Fully parallel implementation of digital memcomputing on FPGA
Dyk Chung Nguyen, Yuriy V. Pershin
TL;DR
The paper addresses solving hard 3-SAT instances by encoding Boolean variables as continuous memcomputing dynamics and implementing these dynamics in hardware on an FPGA. It presents a fully parallel forward-Euler solver using integer arithmetic, achieving a fixed step time of 96 ns and enabling simultaneous updates of hundreds of ODEs. Compared with a sequential C++ baseline, it reports a roughly three-order-of-magnitude speedup and a polynomial reduction in time-to-solution with problem size, up to around 150 variables on the tested FPGA; the observed scaling exponents are $a=2.32\pm0.04$ for the C++ steps and $b=3.36\pm0.04$ for real-time solution.

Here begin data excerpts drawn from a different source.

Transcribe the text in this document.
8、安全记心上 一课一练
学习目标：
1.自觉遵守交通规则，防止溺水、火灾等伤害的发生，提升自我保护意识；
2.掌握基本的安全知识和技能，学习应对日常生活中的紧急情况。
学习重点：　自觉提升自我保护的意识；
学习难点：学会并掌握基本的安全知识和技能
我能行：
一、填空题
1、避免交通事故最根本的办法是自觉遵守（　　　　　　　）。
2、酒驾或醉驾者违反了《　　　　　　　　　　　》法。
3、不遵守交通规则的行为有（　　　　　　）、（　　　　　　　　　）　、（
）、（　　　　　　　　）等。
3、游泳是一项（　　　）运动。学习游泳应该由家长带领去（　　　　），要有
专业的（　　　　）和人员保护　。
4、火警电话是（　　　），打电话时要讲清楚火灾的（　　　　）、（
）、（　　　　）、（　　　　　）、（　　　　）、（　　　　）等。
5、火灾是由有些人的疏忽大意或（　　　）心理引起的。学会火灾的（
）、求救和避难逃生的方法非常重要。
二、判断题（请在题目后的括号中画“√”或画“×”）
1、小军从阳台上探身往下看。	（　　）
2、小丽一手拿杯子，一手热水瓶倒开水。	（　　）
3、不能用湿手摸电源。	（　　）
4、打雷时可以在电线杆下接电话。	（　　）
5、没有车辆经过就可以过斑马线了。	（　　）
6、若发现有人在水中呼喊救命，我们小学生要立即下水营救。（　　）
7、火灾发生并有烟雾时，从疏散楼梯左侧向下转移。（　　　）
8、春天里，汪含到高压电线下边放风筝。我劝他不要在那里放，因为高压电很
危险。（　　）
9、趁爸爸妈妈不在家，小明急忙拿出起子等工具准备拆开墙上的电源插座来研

The work demonstrates the feasibility and potential of FPGA-based memcomputing for compact yet challenging optimization problems and discusses pathways to scale with larger devices.
Abstract
We present a fully parallel digital memcomputing solver implemented on a field-programmable gate array (FPGA) board. For this purpose, we have designed an FPGA code that solves the ordinary differential equations associated with digital memcomputing in parallel. A feature of the code is the use of only integer-type variables and integer constants to enhance optimization. Consequently, each integration step in our solver is executed in 96~ns. This method was utilized for difficult instances of the Boolean satisfiability (SAT) problem close to a phase transition, involving up to about 150 variables. Our results demonstrate that the parallel implementation reduces the scaling exponent by about 1 compared to a sequential C++ code on a standard computer. Additionally, compared to C++ code, we observed a time-to-solution advantage of about three orders of magnitude. Given the limitations of FPGA resources, the current implementation of digital memcomputing will be especially useful for solving compact but challenging problems.